Netflix is creating original content because it can - its business model depends on subscribers and growing that subscriber base. Showing unlimited movies that have been out for months, or TV seasons that everyone else has seen months ago doesn't grow subscribers, especially since OTA TV will get them for free too, just on a less convenient schedule.
Instead, Netflix has to basically create content or inherit content that the networks can't justify carrying so subscribers have something new to watch.
Hulu, Amazon, iTunes, etc., they get the latest TV within hours of airing which is why they generally cost more because their first-run. Netflix picks up the rest.
In the lifecycle of a movie, it first comes out in theatres. Then it comes out as a digital rental (CinemaNow, Vudu, etc). Then it comes out as purchase - either digital (iTunes, Ultraviolet, etc) or physical (DVD/Blu-Ray). Then general rentals, then Netflix, and finally, regular free TV. This takes around a year or two to fully execute.
The lifecycle for a TV program is first airing, then digital sales (Amazon, iTunes), and Hulu.
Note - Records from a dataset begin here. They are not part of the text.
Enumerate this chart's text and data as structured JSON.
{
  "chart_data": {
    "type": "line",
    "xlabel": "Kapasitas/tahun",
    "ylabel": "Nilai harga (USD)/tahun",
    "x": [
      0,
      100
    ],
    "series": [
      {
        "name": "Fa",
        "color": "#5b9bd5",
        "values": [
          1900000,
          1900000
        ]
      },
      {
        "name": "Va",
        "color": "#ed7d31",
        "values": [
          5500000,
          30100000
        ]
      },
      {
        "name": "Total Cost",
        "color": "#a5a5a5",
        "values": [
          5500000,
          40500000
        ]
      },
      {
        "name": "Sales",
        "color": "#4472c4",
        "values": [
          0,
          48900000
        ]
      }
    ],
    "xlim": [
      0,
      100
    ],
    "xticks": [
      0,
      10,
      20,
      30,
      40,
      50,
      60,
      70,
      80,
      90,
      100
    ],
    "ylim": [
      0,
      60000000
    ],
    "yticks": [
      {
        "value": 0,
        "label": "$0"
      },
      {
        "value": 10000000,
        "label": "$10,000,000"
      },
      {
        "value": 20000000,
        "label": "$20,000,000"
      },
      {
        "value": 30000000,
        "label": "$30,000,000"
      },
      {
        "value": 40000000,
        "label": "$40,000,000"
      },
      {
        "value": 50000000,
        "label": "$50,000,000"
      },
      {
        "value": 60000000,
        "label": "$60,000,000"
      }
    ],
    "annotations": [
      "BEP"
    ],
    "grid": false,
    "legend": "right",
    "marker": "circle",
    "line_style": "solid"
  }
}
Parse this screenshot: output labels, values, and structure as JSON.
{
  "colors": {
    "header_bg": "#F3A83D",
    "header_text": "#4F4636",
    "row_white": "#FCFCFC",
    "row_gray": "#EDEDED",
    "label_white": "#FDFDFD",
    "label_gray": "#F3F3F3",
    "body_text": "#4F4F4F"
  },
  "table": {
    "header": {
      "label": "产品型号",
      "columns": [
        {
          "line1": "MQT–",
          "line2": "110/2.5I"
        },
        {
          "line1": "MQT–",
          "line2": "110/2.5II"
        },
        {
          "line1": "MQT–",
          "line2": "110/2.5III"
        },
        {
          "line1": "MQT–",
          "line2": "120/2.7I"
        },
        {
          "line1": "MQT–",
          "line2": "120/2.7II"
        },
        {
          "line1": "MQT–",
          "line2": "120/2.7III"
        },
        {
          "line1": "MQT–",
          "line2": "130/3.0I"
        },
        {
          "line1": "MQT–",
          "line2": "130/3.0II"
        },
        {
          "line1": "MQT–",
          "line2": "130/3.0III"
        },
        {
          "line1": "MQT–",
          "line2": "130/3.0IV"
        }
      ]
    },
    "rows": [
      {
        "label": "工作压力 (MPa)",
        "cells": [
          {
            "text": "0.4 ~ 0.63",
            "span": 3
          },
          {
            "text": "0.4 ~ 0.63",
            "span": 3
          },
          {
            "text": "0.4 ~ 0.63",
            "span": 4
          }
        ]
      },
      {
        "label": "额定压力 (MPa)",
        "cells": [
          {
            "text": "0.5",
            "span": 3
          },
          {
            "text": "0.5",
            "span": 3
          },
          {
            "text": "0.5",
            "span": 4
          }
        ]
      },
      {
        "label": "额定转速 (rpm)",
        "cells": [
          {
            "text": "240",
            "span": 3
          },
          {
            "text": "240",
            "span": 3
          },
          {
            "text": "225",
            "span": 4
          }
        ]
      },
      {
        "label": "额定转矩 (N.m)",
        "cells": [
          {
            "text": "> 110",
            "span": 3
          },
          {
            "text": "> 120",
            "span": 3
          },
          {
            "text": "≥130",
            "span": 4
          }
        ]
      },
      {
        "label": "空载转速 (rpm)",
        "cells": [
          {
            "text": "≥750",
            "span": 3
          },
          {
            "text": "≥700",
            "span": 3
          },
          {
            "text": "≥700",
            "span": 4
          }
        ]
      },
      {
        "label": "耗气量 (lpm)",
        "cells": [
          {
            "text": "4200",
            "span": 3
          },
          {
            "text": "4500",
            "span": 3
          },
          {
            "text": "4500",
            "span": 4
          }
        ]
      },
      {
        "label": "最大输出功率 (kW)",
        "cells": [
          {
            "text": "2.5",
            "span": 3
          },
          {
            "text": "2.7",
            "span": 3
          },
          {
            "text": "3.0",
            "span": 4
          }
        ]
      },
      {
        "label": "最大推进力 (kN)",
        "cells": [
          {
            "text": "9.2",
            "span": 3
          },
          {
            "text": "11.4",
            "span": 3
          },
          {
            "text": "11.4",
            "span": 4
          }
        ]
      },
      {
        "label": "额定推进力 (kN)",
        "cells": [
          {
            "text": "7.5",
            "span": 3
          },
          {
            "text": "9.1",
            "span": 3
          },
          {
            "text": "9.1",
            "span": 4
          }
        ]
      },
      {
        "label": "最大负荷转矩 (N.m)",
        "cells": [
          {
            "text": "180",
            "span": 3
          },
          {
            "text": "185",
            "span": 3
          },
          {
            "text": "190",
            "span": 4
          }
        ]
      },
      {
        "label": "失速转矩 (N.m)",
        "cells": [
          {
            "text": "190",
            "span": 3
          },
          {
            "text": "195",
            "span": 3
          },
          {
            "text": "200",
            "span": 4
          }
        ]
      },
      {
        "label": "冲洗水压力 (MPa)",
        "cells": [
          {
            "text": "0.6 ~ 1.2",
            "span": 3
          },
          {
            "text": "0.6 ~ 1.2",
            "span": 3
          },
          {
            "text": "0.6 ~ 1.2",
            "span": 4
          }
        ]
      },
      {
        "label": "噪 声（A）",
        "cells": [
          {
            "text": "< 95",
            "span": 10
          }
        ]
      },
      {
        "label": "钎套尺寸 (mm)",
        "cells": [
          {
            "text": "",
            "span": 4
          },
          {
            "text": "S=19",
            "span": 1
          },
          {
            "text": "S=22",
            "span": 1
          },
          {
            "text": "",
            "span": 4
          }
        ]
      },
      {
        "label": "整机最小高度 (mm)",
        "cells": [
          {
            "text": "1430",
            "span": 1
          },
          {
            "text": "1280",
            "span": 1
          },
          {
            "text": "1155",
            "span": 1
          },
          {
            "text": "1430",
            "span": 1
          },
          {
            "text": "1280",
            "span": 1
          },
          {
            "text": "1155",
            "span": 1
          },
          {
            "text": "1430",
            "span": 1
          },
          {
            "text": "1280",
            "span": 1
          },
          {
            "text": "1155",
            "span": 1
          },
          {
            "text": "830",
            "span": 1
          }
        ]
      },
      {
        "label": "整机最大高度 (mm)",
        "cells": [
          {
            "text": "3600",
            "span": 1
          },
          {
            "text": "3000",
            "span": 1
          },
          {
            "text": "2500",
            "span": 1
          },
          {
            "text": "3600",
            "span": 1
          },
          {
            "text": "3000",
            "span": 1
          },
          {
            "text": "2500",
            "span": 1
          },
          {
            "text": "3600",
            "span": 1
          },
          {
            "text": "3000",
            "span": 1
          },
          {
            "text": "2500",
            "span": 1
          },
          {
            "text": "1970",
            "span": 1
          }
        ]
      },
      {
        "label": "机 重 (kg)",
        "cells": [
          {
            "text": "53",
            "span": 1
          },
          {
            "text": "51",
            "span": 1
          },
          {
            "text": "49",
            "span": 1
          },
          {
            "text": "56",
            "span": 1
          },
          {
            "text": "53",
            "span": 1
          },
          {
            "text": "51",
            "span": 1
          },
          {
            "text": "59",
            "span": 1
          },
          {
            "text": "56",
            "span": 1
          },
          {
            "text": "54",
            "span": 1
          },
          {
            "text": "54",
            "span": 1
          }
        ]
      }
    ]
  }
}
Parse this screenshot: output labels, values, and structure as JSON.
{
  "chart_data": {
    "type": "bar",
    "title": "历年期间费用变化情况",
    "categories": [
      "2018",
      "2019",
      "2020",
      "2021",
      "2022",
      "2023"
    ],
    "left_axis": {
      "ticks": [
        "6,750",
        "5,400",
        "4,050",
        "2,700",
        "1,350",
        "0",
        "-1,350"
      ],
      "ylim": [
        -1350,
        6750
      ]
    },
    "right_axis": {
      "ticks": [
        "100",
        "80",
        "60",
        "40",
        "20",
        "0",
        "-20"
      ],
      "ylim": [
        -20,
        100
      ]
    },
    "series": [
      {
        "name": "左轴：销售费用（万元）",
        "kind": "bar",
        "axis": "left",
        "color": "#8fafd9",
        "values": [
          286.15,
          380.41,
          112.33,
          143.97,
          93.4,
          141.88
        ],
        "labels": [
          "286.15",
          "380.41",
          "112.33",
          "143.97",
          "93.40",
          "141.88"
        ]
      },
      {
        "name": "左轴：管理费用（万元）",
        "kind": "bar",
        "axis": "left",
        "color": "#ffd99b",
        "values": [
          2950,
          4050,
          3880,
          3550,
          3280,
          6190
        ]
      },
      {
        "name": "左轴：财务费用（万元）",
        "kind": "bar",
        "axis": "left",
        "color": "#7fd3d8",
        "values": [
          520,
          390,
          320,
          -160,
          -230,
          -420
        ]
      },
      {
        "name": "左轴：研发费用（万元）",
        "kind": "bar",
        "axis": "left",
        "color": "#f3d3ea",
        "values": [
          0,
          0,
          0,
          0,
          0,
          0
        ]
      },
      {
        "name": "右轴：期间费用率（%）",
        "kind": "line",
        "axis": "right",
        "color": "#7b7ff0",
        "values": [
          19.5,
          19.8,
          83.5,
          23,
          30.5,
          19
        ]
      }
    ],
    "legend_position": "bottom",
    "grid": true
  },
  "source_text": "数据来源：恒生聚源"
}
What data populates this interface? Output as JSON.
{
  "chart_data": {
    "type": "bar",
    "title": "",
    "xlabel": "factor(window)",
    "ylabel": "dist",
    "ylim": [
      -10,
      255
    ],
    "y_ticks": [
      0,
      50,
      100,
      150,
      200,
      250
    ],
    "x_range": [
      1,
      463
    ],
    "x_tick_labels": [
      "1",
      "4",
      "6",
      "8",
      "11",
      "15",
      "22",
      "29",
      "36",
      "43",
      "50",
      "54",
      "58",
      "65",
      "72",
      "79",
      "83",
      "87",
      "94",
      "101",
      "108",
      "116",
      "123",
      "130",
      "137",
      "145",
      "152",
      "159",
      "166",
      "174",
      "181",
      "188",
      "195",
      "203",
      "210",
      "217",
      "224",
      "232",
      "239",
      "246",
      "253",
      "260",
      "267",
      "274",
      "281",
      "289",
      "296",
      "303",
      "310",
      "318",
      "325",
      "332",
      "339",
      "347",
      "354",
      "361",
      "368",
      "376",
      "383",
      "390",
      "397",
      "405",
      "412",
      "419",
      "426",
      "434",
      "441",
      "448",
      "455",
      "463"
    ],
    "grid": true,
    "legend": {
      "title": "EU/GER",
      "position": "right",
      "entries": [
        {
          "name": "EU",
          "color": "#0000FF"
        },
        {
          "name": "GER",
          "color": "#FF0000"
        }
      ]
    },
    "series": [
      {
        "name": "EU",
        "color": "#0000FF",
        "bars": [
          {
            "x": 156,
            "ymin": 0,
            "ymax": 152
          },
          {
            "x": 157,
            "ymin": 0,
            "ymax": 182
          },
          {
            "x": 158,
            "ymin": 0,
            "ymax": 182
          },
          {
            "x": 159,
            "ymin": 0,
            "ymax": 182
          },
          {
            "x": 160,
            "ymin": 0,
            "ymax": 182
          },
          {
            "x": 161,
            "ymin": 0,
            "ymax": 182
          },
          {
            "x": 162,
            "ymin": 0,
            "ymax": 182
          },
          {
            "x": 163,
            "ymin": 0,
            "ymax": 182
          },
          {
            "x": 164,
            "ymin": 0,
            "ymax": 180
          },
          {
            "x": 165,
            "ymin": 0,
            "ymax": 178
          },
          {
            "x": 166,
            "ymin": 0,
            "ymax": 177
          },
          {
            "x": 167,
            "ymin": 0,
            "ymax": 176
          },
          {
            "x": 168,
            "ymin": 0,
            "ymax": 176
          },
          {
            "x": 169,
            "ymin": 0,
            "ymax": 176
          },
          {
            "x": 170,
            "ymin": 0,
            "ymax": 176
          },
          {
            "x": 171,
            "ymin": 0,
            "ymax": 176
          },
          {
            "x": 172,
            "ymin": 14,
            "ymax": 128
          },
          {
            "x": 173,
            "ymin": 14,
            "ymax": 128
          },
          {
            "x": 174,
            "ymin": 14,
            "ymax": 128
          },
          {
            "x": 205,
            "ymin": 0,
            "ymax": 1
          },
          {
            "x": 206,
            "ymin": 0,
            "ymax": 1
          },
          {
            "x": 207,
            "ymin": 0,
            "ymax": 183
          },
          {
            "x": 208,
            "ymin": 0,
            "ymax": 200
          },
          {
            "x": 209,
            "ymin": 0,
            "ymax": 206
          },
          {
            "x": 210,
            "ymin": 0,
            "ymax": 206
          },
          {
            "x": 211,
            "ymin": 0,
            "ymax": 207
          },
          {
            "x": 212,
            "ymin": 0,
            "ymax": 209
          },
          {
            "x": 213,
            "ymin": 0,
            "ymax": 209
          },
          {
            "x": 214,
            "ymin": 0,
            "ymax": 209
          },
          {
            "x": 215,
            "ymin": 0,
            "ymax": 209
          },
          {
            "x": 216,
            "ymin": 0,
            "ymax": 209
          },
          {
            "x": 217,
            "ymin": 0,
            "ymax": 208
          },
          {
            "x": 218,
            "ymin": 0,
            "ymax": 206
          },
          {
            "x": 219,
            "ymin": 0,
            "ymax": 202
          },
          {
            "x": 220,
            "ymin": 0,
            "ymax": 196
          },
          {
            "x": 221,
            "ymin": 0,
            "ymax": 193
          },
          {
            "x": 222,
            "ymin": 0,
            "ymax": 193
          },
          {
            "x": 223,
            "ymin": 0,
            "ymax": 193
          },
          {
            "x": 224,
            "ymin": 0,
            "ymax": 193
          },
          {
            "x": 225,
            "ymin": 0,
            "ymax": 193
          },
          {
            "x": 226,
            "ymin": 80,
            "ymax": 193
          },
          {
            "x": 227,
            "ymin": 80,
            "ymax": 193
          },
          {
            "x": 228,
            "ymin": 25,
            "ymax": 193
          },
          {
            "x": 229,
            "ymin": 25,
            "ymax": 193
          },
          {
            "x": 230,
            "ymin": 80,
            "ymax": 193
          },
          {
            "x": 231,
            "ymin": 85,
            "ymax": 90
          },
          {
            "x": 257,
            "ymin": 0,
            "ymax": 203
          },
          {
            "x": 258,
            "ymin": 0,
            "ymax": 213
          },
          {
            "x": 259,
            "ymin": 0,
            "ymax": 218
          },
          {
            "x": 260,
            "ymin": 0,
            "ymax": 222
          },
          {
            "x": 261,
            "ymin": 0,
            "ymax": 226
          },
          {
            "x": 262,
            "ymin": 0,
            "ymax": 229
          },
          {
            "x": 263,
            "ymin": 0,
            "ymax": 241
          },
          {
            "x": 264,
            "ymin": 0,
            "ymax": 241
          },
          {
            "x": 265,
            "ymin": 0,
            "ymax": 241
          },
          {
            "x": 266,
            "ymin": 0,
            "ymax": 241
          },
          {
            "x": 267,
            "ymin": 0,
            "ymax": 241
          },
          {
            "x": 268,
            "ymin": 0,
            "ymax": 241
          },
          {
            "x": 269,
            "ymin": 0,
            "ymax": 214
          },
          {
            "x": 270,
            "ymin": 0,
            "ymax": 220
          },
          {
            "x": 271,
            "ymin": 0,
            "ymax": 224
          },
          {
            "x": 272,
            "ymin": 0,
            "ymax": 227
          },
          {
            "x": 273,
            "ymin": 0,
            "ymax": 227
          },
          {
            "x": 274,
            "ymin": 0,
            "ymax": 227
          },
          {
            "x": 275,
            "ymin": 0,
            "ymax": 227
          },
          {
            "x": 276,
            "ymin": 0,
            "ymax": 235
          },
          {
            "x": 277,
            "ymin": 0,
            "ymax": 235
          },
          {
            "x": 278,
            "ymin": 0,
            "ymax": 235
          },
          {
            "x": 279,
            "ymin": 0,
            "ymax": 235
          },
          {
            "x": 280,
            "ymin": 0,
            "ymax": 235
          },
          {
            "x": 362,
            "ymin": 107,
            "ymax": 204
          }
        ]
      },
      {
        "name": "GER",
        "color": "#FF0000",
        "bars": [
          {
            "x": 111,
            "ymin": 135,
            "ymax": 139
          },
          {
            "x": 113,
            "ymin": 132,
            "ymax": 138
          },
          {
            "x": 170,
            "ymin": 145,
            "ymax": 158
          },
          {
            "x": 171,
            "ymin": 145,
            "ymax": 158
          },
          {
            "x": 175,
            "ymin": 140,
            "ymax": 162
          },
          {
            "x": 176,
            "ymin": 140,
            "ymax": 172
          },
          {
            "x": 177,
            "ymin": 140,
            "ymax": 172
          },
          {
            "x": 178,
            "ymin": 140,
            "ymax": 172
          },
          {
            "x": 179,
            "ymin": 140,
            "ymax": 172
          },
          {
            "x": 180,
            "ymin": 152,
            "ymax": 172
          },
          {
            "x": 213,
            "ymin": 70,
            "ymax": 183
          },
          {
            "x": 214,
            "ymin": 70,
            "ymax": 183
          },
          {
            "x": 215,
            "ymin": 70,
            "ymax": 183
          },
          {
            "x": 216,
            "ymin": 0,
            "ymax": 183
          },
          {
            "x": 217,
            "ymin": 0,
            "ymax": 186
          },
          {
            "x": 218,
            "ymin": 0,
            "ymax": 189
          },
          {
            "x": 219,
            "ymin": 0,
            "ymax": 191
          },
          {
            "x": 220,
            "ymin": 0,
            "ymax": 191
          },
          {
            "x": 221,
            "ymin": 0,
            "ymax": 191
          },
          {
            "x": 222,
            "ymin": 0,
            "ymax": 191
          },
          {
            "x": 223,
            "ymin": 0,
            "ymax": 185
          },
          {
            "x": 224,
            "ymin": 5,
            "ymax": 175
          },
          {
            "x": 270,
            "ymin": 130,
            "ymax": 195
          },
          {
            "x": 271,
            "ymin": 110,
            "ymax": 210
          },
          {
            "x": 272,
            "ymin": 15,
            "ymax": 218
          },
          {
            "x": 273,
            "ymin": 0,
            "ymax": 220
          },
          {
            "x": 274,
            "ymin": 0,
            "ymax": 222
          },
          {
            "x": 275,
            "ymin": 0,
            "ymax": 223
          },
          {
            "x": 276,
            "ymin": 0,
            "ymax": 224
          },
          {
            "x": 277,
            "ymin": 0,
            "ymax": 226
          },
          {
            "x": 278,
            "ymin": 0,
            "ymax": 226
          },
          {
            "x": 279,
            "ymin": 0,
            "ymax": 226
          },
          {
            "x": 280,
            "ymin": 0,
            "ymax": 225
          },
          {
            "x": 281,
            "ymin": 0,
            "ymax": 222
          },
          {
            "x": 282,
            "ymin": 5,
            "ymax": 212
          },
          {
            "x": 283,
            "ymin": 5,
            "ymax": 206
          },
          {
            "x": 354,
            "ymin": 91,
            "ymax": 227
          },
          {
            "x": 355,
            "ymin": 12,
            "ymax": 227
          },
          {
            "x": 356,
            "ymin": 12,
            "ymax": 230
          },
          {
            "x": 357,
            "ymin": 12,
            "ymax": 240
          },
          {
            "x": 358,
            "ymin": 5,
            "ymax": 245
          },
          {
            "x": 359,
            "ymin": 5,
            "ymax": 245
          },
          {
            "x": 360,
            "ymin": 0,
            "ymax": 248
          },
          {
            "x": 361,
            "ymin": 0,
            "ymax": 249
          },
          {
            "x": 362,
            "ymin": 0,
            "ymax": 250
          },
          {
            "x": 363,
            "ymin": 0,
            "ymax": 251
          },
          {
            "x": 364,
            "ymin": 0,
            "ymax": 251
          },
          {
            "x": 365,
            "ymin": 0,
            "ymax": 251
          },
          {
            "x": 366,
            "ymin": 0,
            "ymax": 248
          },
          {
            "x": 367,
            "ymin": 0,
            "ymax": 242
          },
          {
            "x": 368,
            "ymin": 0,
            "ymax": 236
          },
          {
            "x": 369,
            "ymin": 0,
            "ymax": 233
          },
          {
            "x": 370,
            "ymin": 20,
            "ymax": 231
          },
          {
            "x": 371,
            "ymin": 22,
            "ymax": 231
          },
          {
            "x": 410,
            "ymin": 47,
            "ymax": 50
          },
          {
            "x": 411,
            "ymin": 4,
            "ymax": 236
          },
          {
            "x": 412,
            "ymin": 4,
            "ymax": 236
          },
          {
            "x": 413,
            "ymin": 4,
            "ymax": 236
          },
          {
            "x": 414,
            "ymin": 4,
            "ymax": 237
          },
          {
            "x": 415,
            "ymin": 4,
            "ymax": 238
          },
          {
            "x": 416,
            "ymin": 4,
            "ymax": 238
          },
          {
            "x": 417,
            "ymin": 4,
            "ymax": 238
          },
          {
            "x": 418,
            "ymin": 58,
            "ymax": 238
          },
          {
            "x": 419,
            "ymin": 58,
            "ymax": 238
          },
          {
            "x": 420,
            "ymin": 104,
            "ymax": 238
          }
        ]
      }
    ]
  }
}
Then months later, season box sets on DVD, and Netflix.
If you're not fussy about waiting, Netflix is a great service. Most people though can't wait that long for their TV, so there are options. And Netflix knows once they have the people who don't care or who don't mind waiting, their subscriber base is saturated. They need to have new content to attract new subscribers who may not watch much of the catalog, but will catch the exclusives and pay for it.
I take issue with the idea that conservative entertainment is inherently any more "wholesome" than any other. Conservatives aren't the authority on morals, at least not the sole authority, as much as they would like us to believe that they are.